Завтрашний день решит, жить ли мне в мире с Эмилией или умереть без ее любви, думал он; сердце мое так полно, что я выскажу ей все. Завтра я не испугаюсь тебя, злой купидон; я найду средство не видеть твоей лукавой усмешки и не бояться твоего пальчика – он заснул в веселом расположении духа – и в веселом расположении встал утром, с твердою решимостию действовать по тому плану, который составило пылкое и красноречивое его воображение.

Эмилия пришла к себе домой, разделась и в легком спальном платье отправилась, по обыкновению, в ванну, помещенную подле ее спальни. Она в рассеянии села на табурет, спустила с плеч свое платье и осталась в задумчивости размышлять о всем, что случилось с нею сегодня. Одна ее нога поставлена была на край ванны, врезанной ровно с полом, другая, спущенная вниз, легонько бороздила воду; левая рука ее придерживала на груди единственный покров; правая, облокоченная на колено, подпирала голову; казалось, будто Эмилия пристально рассматривала что-то в воде и забыла, для чего она пришла сюда. Сзади ее стояло большое трюмо, освещенное двумя канделябрами; против ванны пылающий камин разливал приятную теплоту и яркий свет по всей комнате. Прекрасная Эмилия была освещена со всех сторон; распущенные волосы проливались густыми волнами между тоненьких пальцев руки, скатывались на обнаженные плечи и ревниво закрывали лицо графини, шею и грудь, которая подымалась и опускалась, как лебедь на волнах. Зеркало сзади повторяло этот милый образ в другом виде: прозрачная батистовая рубашка, проникнутая со всех сторон волнами света, изменяла каждому изгибу, всем обводам черты, обрисовавшей живописные формы рук и стана графини; в ванне отражалось задумчивое лицо и темные, как вечернее небо с вечернею росою – глаза.

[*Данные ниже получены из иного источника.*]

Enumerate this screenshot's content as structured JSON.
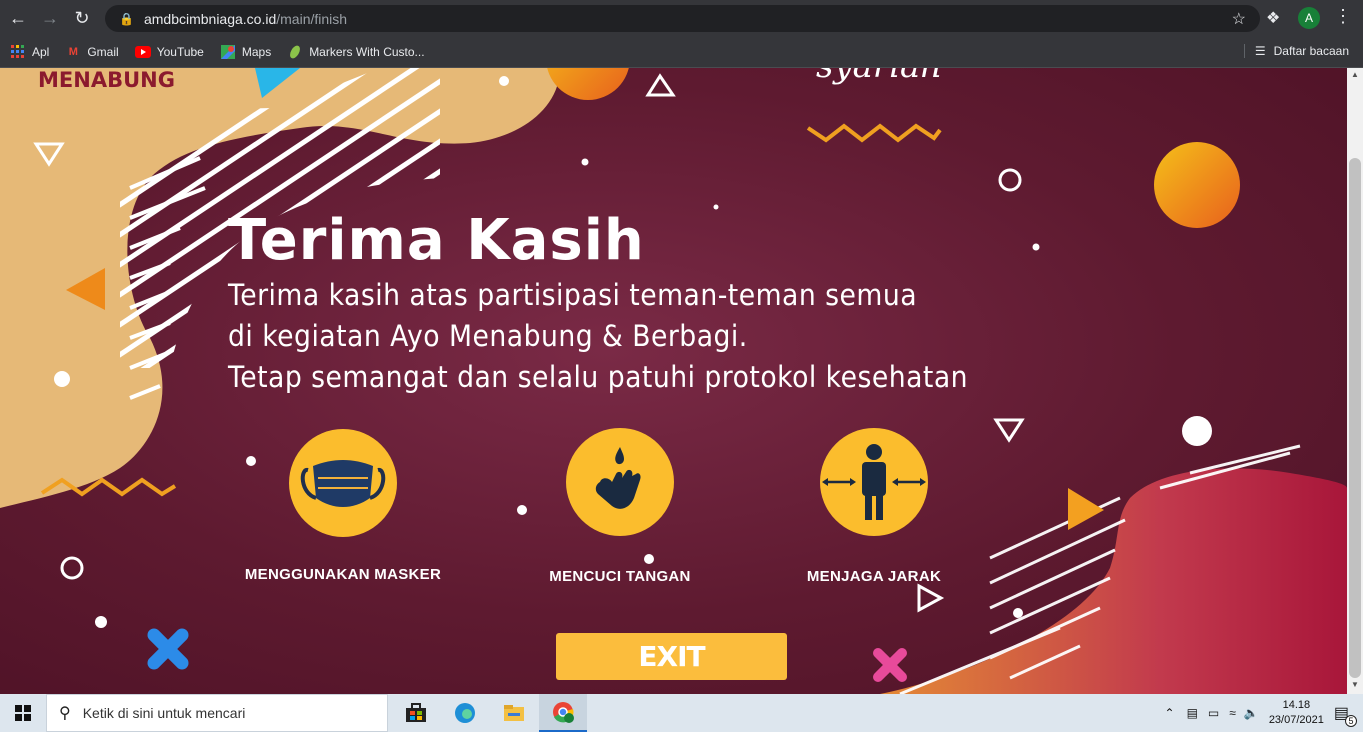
{
  "browser": {
    "url_host": "amdbcimbniaga.co.id",
    "url_path": "/main/finish",
    "profile_initial": "A",
    "bookmarks": [
      {
        "label": "Apl",
        "icon": "apps-grid-icon"
      },
      {
        "label": "Gmail",
        "icon": "gmail-icon"
      },
      {
        "label": "YouTube",
        "icon": "youtube-icon"
      },
      {
        "label": "Maps",
        "icon": "maps-icon"
      },
      {
        "label": "Markers With Custo...",
        "icon": "leaf-icon"
      }
    ],
    "reading_list": "Daftar bacaan"
  },
  "page": {
    "logo": "MENABUNG",
    "script_text": "syariah",
    "title": "Terima Kasih",
    "lines": [
      "Terima kasih atas partisipasi teman-teman semua",
      "di kegiatan Ayo Menabung & Berbagi.",
      "Tetap semangat dan selalu patuhi protokol kesehatan"
    ],
    "protocols": [
      {
        "label": "MENGGUNAKAN MASKER",
        "icon": "face-mask-icon"
      },
      {
        "label": "MENCUCI TANGAN",
        "icon": "hand-wash-icon"
      },
      {
        "label": "MENJAGA JARAK",
        "icon": "social-distance-icon"
      }
    ],
    "exit_label": "EXIT",
    "colors": {
      "background": "#6a2039",
      "accent": "#fbbd2d",
      "sand": "#e8b96a"
    }
  },
  "taskbar": {
    "search_placeholder": "Ketik di sini untuk mencari",
    "time": "14.18",
    "date": "23/07/2021",
    "notification_count": "5"
  }
}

Ни поэт, ни живописец не умели бы сказать, которая из этих картин очаровательнее; тот и другой, конечно бы, списали эти три картины вместе!

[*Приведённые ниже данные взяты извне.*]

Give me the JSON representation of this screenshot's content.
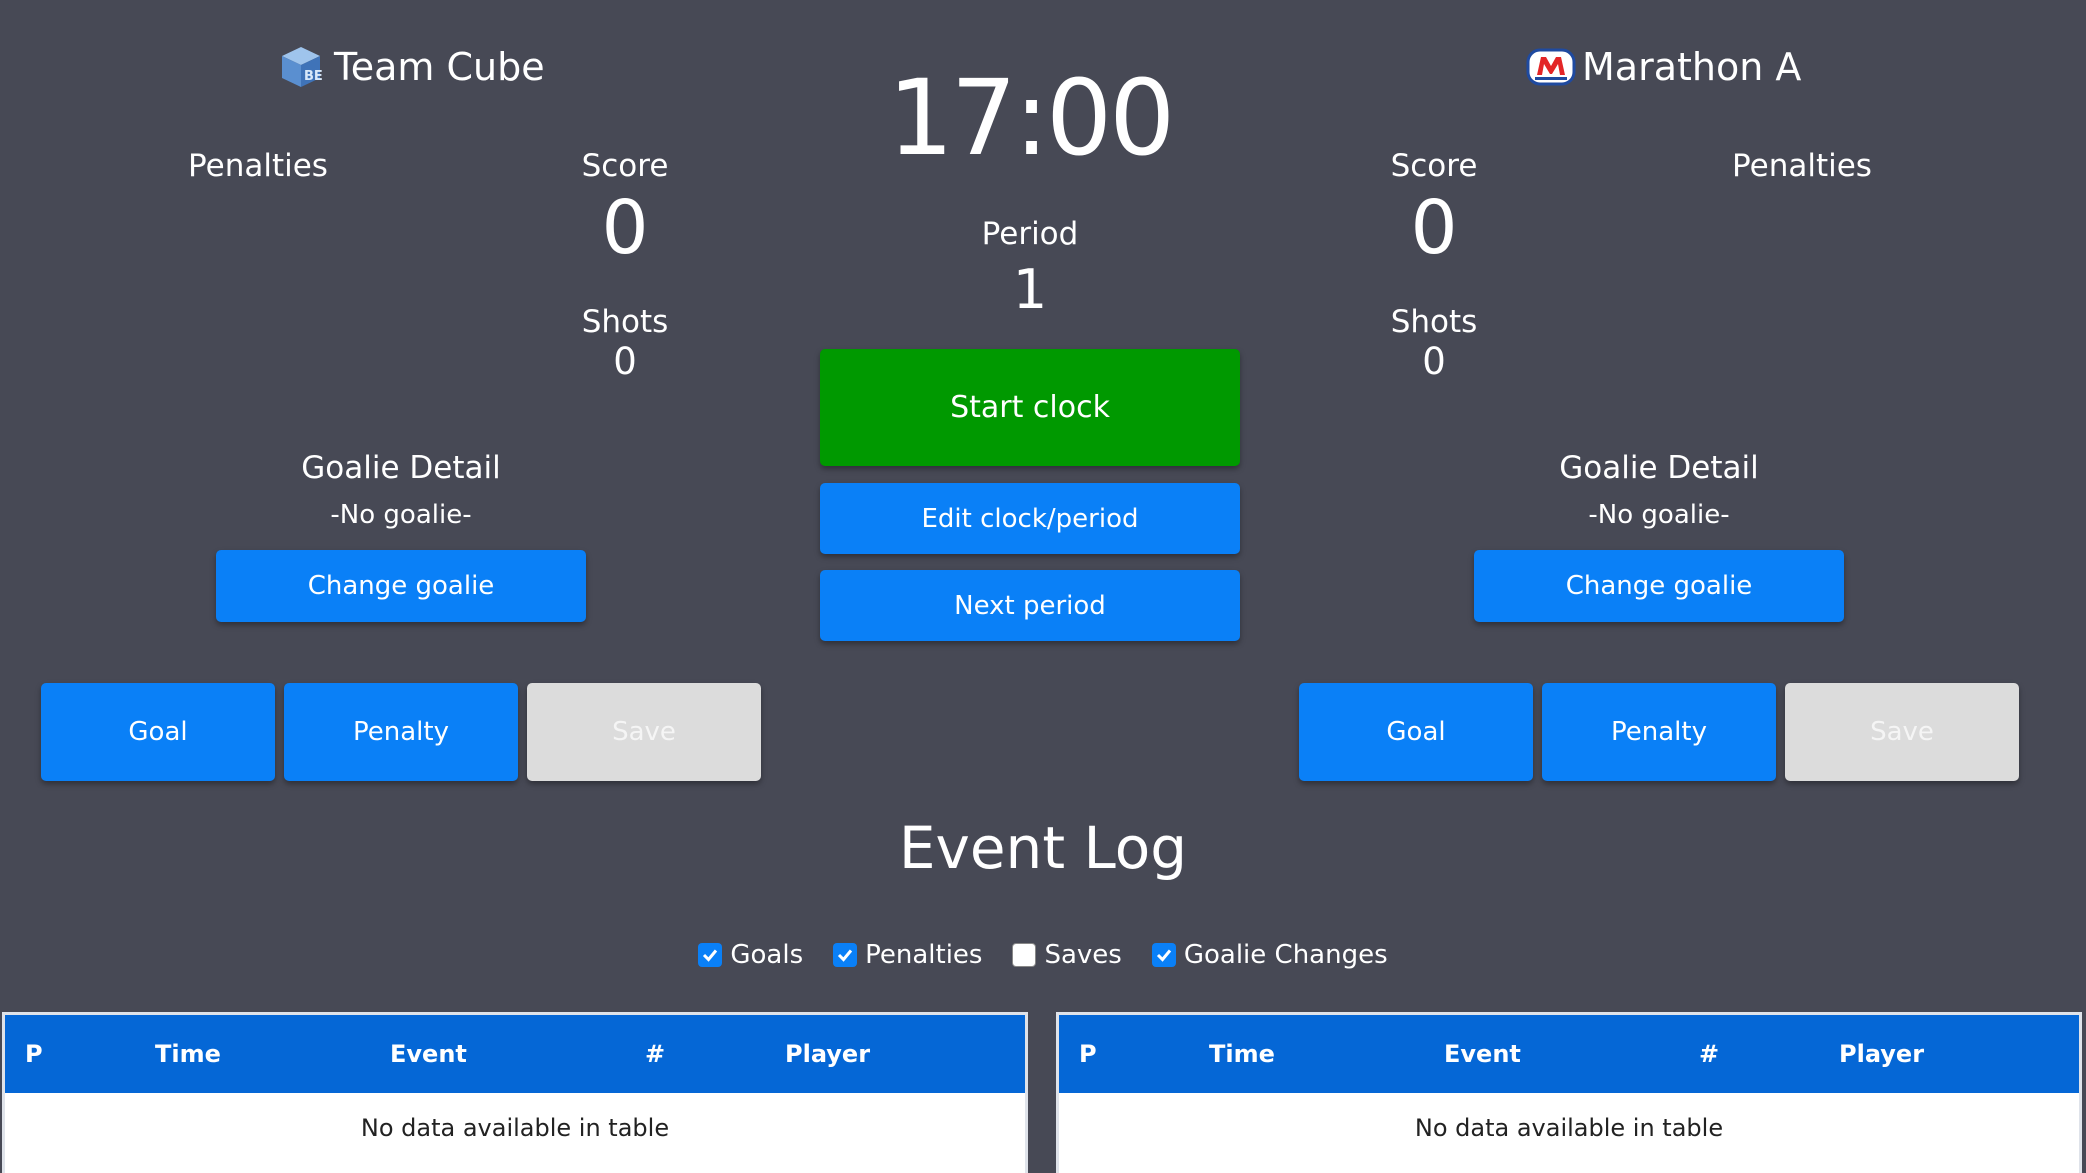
{
  "teams": {
    "home": {
      "name": "Team Cube",
      "logo_icon": "cube-logo-icon",
      "penalties_label": "Penalties",
      "score_label": "Score",
      "score": "0",
      "shots_label": "Shots",
      "shots": "0",
      "goalie_title": "Goalie Detail",
      "goalie": "-No goalie-",
      "change_goalie_label": "Change goalie",
      "goal_label": "Goal",
      "penalty_label": "Penalty",
      "save_label": "Save"
    },
    "away": {
      "name": "Marathon A",
      "logo_icon": "marathon-logo-icon",
      "penalties_label": "Penalties",
      "score_label": "Score",
      "score": "0",
      "shots_label": "Shots",
      "shots": "0",
      "goalie_title": "Goalie Detail",
      "goalie": "-No goalie-",
      "change_goalie_label": "Change goalie",
      "goal_label": "Goal",
      "penalty_label": "Penalty",
      "save_label": "Save"
    }
  },
  "clock": {
    "time": "17:00",
    "period_label": "Period",
    "period": "1",
    "start_label": "Start clock",
    "edit_label": "Edit clock/period",
    "next_label": "Next period"
  },
  "event_log": {
    "title": "Event Log",
    "filters": [
      {
        "label": "Goals",
        "checked": true
      },
      {
        "label": "Penalties",
        "checked": true
      },
      {
        "label": "Saves",
        "checked": false
      },
      {
        "label": "Goalie Changes",
        "checked": true
      }
    ],
    "columns": [
      "P",
      "Time",
      "Event",
      "#",
      "Player"
    ],
    "empty_message": "No data available in table"
  },
  "colors": {
    "background": "#474955",
    "primary_button": "#0a80f7",
    "start_button": "#009900",
    "disabled_button": "#dcdcdc",
    "table_header": "#0567d6"
  }
}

Но что же думала она?.. перед нею вполне открылось все ее положение. Ей теперь нельзя было сомневаться ни в своих чувствах, ни в любви Глинского. Но собственные ощущения были для нее так удивительны, что она никак не понимала, отчего с нею сделался такой быстрый переход от прежнего спокойного положения к тому волнению душевному и сердечному, которое теперь ощущала. «Неужели это, – думала она, – происходит оттого, что я увидела привязанность Глинского в ином виде, нежели представляла: может быть, это для меня неприятно? – нет, – говорила она со вздохом, перебирая происшествия, – нет, я чувствую, что люблю его; чувствую, отчего мне так больно было слышать клевету и так приятно примирение!..»

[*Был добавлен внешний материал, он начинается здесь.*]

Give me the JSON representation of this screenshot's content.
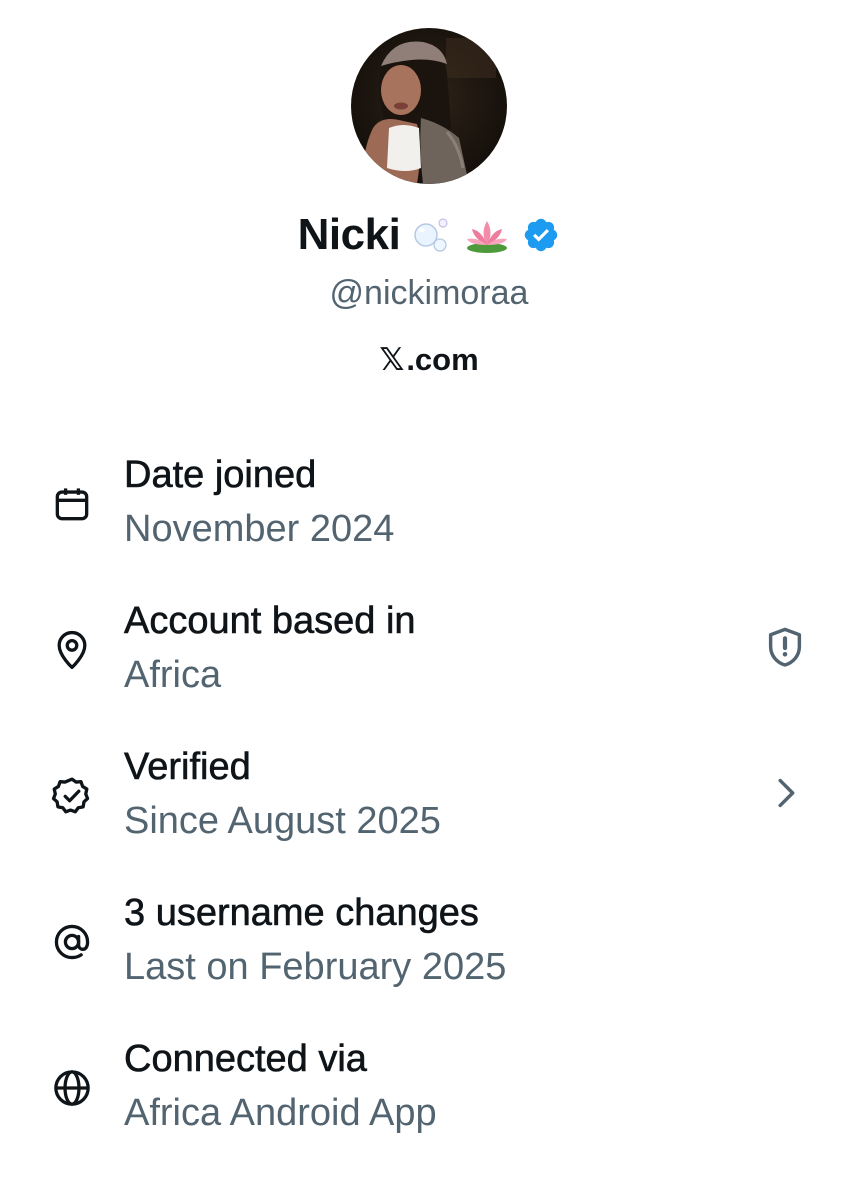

Эмилия, думая это, играла своим обручальным кольцом, любовалась им; примеривала с левой на правую руку – вдруг оно выпало, скатилось по ноге и кануло в воду; струи взволнованной жидкости блеснули от света канделябров и отраженный блеск заиграл зайчиками по потолку, сбежал змейкой по стене и вылетел молнией сквозь занавеси окошка.

Это испугало Эмилию, как будто она верила предзнаменованиям и как будто падение кольца что-нибудь предвещало. Она опомнилась от своего рассеяния: горничная, ее ожидавшая, спала в углу на стуле, свечка, поставленная на полу, догорела, вода была холодна!.. Эмилия ушла в свою спальню и бросилась на постель.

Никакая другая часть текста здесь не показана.